Ilsa del Sol, Bolivia, 1990
Gelatin silver print
98.27

SSWB 3692

Born in Mexico City but raised on a farm, Flor Gardûno believes that contact with nature and animals shaped her character. As a young adult she worked as darkroom assistant to Manuel Alvarez Bravo, and later, at the Department of Public Education, worked under the supervision of Mariana Yampolsky. Yompolsky’s images illuminate Mexico's indigenous communities and she sent Gardûno into remote rural zones to find appropriate themes for schoolbooks. In the mid-eighties and early 90s, Gardûno ventured further afield to rural areas of Mexico, Guatemala, Peru, Bolivia, and Ecuador. “La Benedición” or “the Blessing,” was made in this period on the Isla del Sol, Lake Titicaca, Bolivia.

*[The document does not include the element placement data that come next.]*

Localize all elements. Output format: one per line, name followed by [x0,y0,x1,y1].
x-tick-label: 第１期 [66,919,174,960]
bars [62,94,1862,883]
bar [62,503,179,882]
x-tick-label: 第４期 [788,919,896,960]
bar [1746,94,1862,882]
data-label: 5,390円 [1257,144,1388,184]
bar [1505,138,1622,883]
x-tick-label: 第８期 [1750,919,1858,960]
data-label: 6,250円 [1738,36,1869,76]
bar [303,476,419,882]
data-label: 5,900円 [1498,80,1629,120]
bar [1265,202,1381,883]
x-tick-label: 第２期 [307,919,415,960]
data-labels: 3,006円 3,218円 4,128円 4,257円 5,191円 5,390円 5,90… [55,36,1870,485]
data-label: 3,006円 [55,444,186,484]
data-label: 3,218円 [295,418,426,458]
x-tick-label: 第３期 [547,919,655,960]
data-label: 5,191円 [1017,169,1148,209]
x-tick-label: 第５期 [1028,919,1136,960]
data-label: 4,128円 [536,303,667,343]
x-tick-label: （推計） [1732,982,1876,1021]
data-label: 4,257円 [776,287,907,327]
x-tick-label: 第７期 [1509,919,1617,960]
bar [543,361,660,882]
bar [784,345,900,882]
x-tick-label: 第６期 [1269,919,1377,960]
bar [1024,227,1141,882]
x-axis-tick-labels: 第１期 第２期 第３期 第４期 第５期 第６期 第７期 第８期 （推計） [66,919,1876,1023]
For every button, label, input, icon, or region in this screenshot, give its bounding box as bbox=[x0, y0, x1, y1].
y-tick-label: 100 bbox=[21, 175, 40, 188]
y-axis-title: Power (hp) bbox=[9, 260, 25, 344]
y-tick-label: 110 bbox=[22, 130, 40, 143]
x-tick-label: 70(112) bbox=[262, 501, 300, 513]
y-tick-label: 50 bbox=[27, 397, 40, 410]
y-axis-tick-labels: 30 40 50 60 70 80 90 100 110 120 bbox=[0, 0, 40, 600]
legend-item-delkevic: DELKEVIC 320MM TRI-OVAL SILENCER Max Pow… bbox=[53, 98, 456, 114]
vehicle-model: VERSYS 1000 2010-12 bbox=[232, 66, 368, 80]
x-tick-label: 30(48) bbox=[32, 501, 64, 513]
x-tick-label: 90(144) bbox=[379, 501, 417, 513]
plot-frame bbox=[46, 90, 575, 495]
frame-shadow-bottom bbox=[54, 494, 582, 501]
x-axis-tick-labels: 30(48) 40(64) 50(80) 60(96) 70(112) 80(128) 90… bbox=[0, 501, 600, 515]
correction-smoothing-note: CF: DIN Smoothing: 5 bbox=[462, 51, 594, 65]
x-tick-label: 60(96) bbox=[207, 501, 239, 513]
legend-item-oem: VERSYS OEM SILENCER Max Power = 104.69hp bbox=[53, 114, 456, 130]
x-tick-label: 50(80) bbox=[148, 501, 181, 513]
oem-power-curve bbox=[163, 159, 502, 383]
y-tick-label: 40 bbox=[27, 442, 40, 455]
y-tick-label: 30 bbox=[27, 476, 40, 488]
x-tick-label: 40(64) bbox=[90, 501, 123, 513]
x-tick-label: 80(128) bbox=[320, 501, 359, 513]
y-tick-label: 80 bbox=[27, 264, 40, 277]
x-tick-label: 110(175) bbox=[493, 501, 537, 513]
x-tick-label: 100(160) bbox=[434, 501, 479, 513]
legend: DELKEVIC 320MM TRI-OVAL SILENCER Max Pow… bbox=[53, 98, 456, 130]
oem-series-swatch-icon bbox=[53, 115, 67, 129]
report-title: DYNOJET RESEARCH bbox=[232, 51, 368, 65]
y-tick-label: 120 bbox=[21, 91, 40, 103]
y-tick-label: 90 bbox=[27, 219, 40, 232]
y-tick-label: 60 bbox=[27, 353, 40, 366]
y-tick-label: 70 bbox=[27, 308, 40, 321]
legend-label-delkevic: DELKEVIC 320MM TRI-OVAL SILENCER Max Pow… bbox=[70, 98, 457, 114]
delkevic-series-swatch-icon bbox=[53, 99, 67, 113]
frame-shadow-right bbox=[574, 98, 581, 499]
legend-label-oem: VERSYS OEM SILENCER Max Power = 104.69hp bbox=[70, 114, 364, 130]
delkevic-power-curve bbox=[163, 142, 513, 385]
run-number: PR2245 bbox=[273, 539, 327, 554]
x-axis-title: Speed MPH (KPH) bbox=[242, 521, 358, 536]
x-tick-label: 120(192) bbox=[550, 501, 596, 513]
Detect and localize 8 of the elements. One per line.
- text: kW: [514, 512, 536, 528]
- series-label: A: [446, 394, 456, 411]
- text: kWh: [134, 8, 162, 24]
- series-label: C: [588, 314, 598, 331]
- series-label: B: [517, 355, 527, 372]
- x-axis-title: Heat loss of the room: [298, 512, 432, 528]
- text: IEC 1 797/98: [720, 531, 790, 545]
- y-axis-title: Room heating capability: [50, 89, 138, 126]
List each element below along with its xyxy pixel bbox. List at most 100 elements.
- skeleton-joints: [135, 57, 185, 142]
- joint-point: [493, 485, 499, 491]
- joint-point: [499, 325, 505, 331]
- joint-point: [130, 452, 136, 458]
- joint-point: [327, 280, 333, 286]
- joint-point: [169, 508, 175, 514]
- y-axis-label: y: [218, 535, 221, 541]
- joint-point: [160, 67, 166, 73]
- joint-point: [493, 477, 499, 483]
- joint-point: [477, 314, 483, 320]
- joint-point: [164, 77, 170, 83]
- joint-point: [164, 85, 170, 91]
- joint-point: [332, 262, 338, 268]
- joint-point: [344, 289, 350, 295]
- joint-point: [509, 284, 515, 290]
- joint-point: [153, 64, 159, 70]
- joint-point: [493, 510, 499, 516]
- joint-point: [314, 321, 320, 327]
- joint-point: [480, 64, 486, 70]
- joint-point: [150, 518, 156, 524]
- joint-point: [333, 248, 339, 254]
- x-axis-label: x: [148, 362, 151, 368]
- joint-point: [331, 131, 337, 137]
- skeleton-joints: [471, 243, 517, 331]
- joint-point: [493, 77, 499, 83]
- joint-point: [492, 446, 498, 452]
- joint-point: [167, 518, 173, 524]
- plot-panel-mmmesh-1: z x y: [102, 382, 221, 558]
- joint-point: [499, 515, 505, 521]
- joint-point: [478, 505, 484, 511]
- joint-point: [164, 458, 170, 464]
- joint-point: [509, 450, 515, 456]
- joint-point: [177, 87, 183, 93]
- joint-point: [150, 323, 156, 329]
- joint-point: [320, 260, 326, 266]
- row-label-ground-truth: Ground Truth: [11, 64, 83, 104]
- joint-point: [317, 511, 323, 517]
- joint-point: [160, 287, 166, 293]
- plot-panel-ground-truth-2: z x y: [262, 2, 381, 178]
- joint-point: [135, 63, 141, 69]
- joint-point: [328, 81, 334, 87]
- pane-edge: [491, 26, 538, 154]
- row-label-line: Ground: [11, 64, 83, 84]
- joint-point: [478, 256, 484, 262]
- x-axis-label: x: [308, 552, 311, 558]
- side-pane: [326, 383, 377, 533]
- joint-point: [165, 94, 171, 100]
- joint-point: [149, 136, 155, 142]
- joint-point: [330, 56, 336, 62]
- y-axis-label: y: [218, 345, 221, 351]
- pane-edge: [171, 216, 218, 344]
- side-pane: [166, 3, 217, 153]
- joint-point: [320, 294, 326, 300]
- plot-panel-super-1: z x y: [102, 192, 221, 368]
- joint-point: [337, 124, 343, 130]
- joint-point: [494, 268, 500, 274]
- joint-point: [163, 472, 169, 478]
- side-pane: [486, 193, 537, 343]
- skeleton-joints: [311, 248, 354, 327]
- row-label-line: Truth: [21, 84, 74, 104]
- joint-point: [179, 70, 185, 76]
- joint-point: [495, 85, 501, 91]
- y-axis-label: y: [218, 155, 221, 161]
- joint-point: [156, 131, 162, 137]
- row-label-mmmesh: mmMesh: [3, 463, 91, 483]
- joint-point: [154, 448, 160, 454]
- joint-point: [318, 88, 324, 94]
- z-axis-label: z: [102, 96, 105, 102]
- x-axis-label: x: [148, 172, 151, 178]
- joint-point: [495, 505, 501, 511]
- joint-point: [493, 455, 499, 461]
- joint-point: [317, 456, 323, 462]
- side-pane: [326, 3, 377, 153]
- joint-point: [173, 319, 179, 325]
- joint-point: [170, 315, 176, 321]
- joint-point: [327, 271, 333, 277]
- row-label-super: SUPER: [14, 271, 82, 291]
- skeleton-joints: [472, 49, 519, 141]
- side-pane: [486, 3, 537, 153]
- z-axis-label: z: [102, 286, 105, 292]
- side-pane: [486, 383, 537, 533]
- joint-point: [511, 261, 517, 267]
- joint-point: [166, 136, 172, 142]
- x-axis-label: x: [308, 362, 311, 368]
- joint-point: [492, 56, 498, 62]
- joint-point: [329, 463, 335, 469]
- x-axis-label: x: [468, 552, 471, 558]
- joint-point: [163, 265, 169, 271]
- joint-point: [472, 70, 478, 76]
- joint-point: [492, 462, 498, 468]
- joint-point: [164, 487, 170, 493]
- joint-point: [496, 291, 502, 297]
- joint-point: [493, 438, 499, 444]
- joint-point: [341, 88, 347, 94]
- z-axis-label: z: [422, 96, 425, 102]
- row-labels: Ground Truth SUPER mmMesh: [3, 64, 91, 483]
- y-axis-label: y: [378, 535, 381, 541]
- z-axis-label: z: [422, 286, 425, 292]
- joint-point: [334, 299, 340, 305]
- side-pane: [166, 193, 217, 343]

The quiet but luminous center of this photograph is a small white flower held over a small white cup. The hands that hold it are brown and worn and emerge from western suit sleeves over which drapes a wool serape-like garment. We do not see a face. These details reveal the syncretic history of the region. The hands, flower and serape are indigenous but the suit is a European import. Although the gesture of blessing by sprinkling water may appear Catholic to Euro-American viewers (Catholicism was introduced into Bolivia in the 16th century), this figure is a Bolivian Yatiri, a medical practitioner and community healer, shown at right. Yatiri use many materials in their practice including coca flowers, as in La Benedición. Knowing the identity of the figure in La Benedición helps us understand the action taking place but the image also stands on its own as a reverential artifact. Gardûno has said that the realms of the ordinary and symbolic intersect in her photographs and come together as poetic forms that encourage contemplation.